This is O(48² × 3) = 6,912 evaluations per sweep. Starting from MSE 0.0085, it made 86 consecutive improving swaps in a single pass down to MSE = 0.

The intuition: when two blocks have tangled errors, swapping just their order or just their pairing each makes things worse, but swapping both simultaneously moves between consistent configurations. In optimization terms, the individual moves each increase the loss, but their composition decreases it — a “valley” that requires moving diagonally.

Approach B: Alternating Cycles with Insertions (Simpler, Same Result)

The second approach is simpler but equally effective: cycle through three move types and keep going long after apparent convergence.

The three moves:

Pairing swaps: Try all C(48,2) = 1,128 L2 partner exchanges
Order swaps: Try all 1,128 position exchanges
Block insertions: For each of 48 blocks, remove it and try all 48 positions (2,304 evals)

for round in range(many):
    # Pairing swaps
    for i, j in combinations(range(48), 2):
        swap pairing[i], pairing[j]; accept if improved

    # Order swaps
    for i, j in combinations(range(48), 2):
        swap order[i], order[j]; accept if improved

    # Block insertions
    for i in range(48):
        block = order.pop(i)
        try all 48 insert positions; keep best

What makes this work is patience — continuing to cycle when each individual move type appears converged. The key discovery: pairing corrections trigger cascading order improvements.

Starting from MSE 0.0098 (where standard 2-opt appeared stuck), the trajectory looked like this:

Cycle  5: Pairing fix:    0.008274  ← corrected one L1/L2 pair
          ...18 order swaps...
          Order swap:      0.006588  ← cascade!
          ...7 insertions...
          Block insertion:  0.003861

Cycle  6: Pairing fix:    0.002379  ← biggest single improvement
          ...16 order swaps...
          Order swap:      0.000177  ← nearly there
          Block insertion:  0.000064
          Block insertion:  0.000000  ← EXACT!

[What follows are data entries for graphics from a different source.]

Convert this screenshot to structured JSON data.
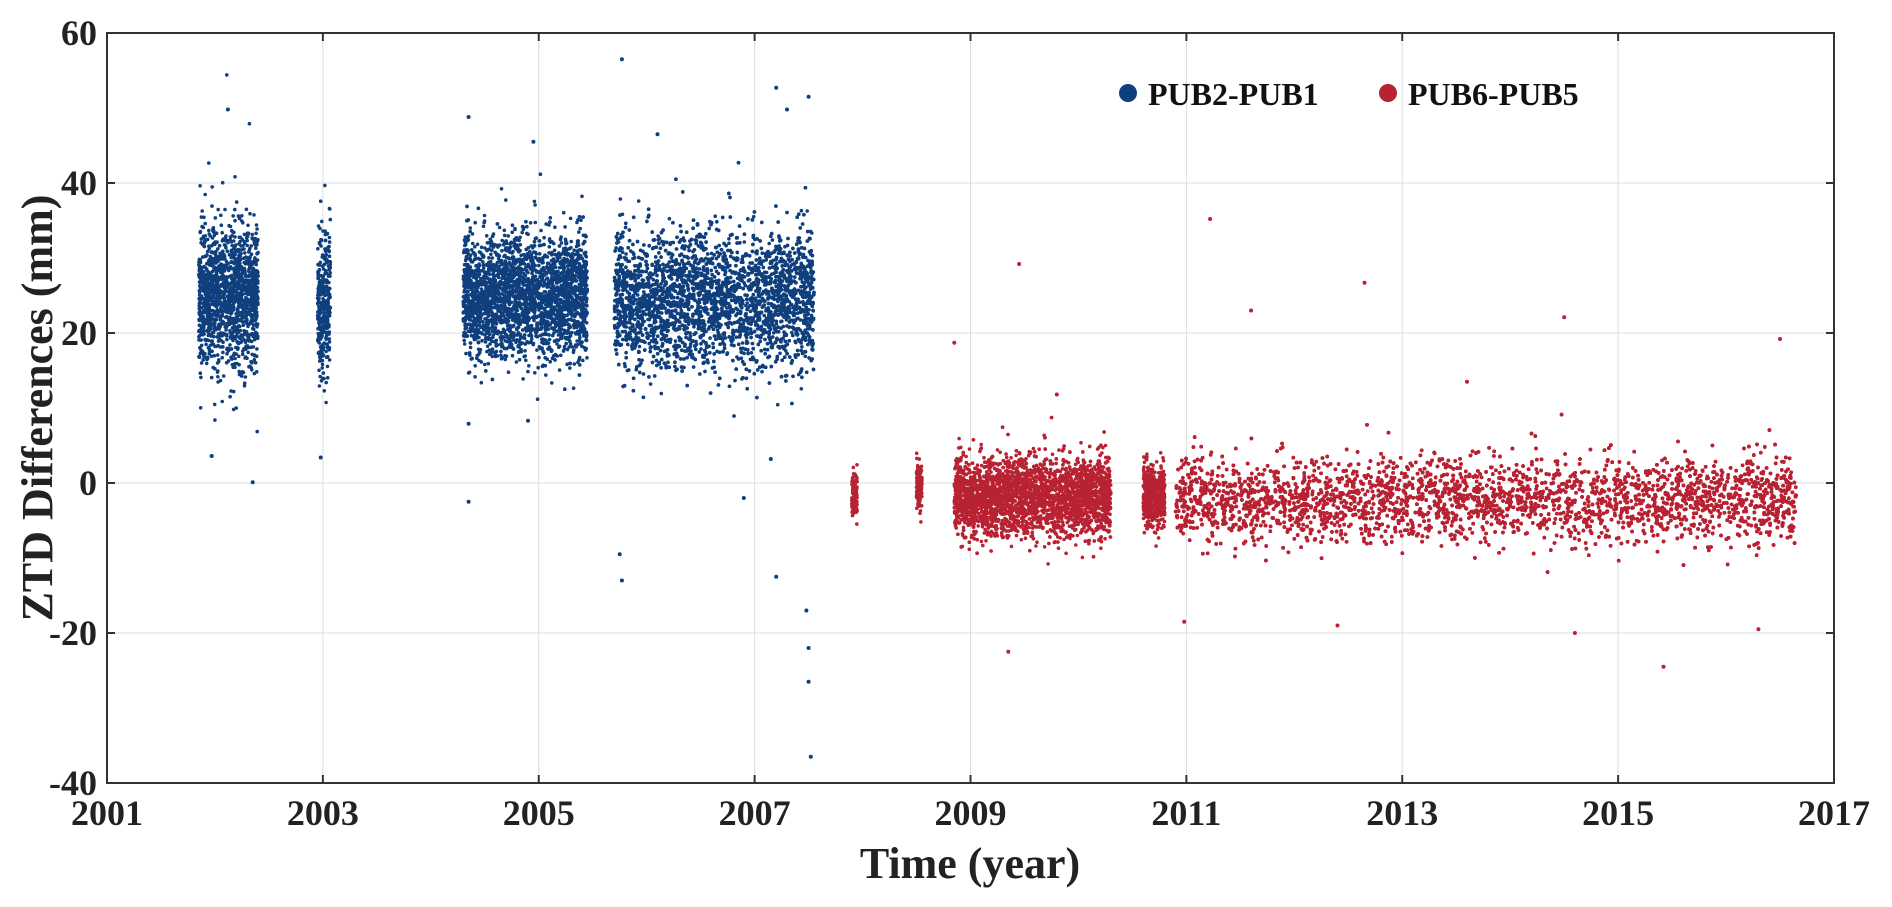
{
  "chart_data": {
    "type": "scatter",
    "xlabel": "Time (year)",
    "ylabel": "ZTD Differences (mm)",
    "xlim": [
      2001,
      2017
    ],
    "ylim": [
      -40,
      60
    ],
    "xticks": [
      "2001",
      "2003",
      "2005",
      "2007",
      "2009",
      "2011",
      "2013",
      "2015",
      "2017"
    ],
    "yticks": [
      "-40",
      "-20",
      "0",
      "20",
      "40",
      "60"
    ],
    "grid": true,
    "legend_position": "top-right",
    "series": [
      {
        "name": "PUB2-PUB1",
        "color": "#0f3f7d",
        "marker": "dot",
        "segments": [
          {
            "x_start": 2001.85,
            "x_end": 2002.4,
            "mean": 25,
            "spread": 4.5
          },
          {
            "x_start": 2002.95,
            "x_end": 2003.07,
            "mean": 24,
            "spread": 5
          },
          {
            "x_start": 2004.3,
            "x_end": 2005.45,
            "mean": 25,
            "spread": 4
          },
          {
            "x_start": 2005.7,
            "x_end": 2007.55,
            "mean": 24.5,
            "spread": 4.5
          }
        ],
        "outliers": [
          {
            "x": 2002.12,
            "y": 49.8
          },
          {
            "x": 2001.97,
            "y": 3.6
          },
          {
            "x": 2002.35,
            "y": 0.1
          },
          {
            "x": 2002.98,
            "y": 3.4
          },
          {
            "x": 2004.35,
            "y": 48.8
          },
          {
            "x": 2004.35,
            "y": -2.5
          },
          {
            "x": 2004.35,
            "y": 7.9
          },
          {
            "x": 2004.95,
            "y": 45.5
          },
          {
            "x": 2004.9,
            "y": 8.3
          },
          {
            "x": 2005.77,
            "y": 56.5
          },
          {
            "x": 2005.77,
            "y": -13.0
          },
          {
            "x": 2005.75,
            "y": -9.5
          },
          {
            "x": 2006.1,
            "y": 46.5
          },
          {
            "x": 2006.9,
            "y": -2.0
          },
          {
            "x": 2007.2,
            "y": 52.7
          },
          {
            "x": 2007.2,
            "y": -12.5
          },
          {
            "x": 2007.52,
            "y": -36.5
          },
          {
            "x": 2007.5,
            "y": -26.5
          },
          {
            "x": 2007.5,
            "y": -22.0
          },
          {
            "x": 2007.48,
            "y": -17.0
          },
          {
            "x": 2007.5,
            "y": 51.5
          },
          {
            "x": 2007.3,
            "y": 49.8
          },
          {
            "x": 2007.15,
            "y": 3.2
          }
        ]
      },
      {
        "name": "PUB6-PUB5",
        "color": "#b82232",
        "marker": "dot",
        "segments": [
          {
            "x_start": 2007.9,
            "x_end": 2007.95,
            "mean": -1.5,
            "spread": 1.5
          },
          {
            "x_start": 2008.5,
            "x_end": 2008.55,
            "mean": -0.5,
            "spread": 1.5
          },
          {
            "x_start": 2008.85,
            "x_end": 2010.3,
            "mean": -1.8,
            "spread": 2.6
          },
          {
            "x_start": 2010.6,
            "x_end": 2010.8,
            "mean": -1.5,
            "spread": 2.0
          },
          {
            "x_start": 2010.9,
            "x_end": 2016.65,
            "mean": -2.2,
            "spread": 2.8
          }
        ],
        "outliers": [
          {
            "x": 2011.22,
            "y": 35.2
          },
          {
            "x": 2009.45,
            "y": 29.2
          },
          {
            "x": 2012.65,
            "y": 26.7
          },
          {
            "x": 2011.6,
            "y": 23.0
          },
          {
            "x": 2014.5,
            "y": 22.1
          },
          {
            "x": 2015.42,
            "y": -24.5
          },
          {
            "x": 2009.35,
            "y": -22.5
          },
          {
            "x": 2014.6,
            "y": -20.0
          },
          {
            "x": 2016.3,
            "y": -19.5
          },
          {
            "x": 2016.5,
            "y": 19.2
          },
          {
            "x": 2008.85,
            "y": 18.7
          },
          {
            "x": 2012.4,
            "y": -19.0
          },
          {
            "x": 2010.98,
            "y": -18.5
          },
          {
            "x": 2013.6,
            "y": 13.5
          },
          {
            "x": 2009.8,
            "y": 11.8
          }
        ]
      }
    ]
  }
}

Each pairing correction fixed a block that had been paired with the wrong L2 layer. With the wrong partner, no ordering could make that block work correctly — so the optimizer was forced into a compromise. Once the pairing was fixed, a flood of previously-blocked order improvements became available.

Why Insertions Matter

Insert moves find improvements that swaps cannot. A swap exchanges two elements; an insert slides one element to a new position, shifting everything in between. The final three moves to MSE = 0 were all insertions — they refined block positions with a precision that pairwise swaps couldn’t match.

Error Analysis: The Tail Tells the Story

At MSE ~0.01, analyzing the per-row error distribution was revealing:

Percentiles of |error|:
  50th: 0.026    (median row is nearly correct)
  95th: 0.210
  99th: 0.415
  100th: 1.496   (worst row is way off)

Top 100 rows: MSE 0.348  (35x more error per row)
Bottom 9900:  MSE 0.006

The error was concentrated in ~45 extreme rows. This pattern — a mostly-correct solution with a few outliers — is the signature of a few specific misconfigurations rather than a globally wrong solution. It motivated continued cycling over restart.

The Full Pipeline

Both paths share the same initialization and diverge at Phase 4:

First-order pairing (200 random restarts + swap optimization) → MSE ~0.7
Gumbel-Sinkhorn alternating optimization → MSE ~0.03
Standard 2-opt + insertion moves → MSE ~0.008
Either:
- (A) Combined 2-opt → MSE = 0.0 ✓ (single pass, ~7K evals)
- (B) Alternating pair/order/insert cycles → MSE = 0.0 ✓ (~10 cycles, ~45 min)

Approach A is faster per pass but requires the insight to try simultaneous swaps. Approach B is slower but conceptually simpler — just keep cycling basic moves and let pairing corrections cascade into order improvements.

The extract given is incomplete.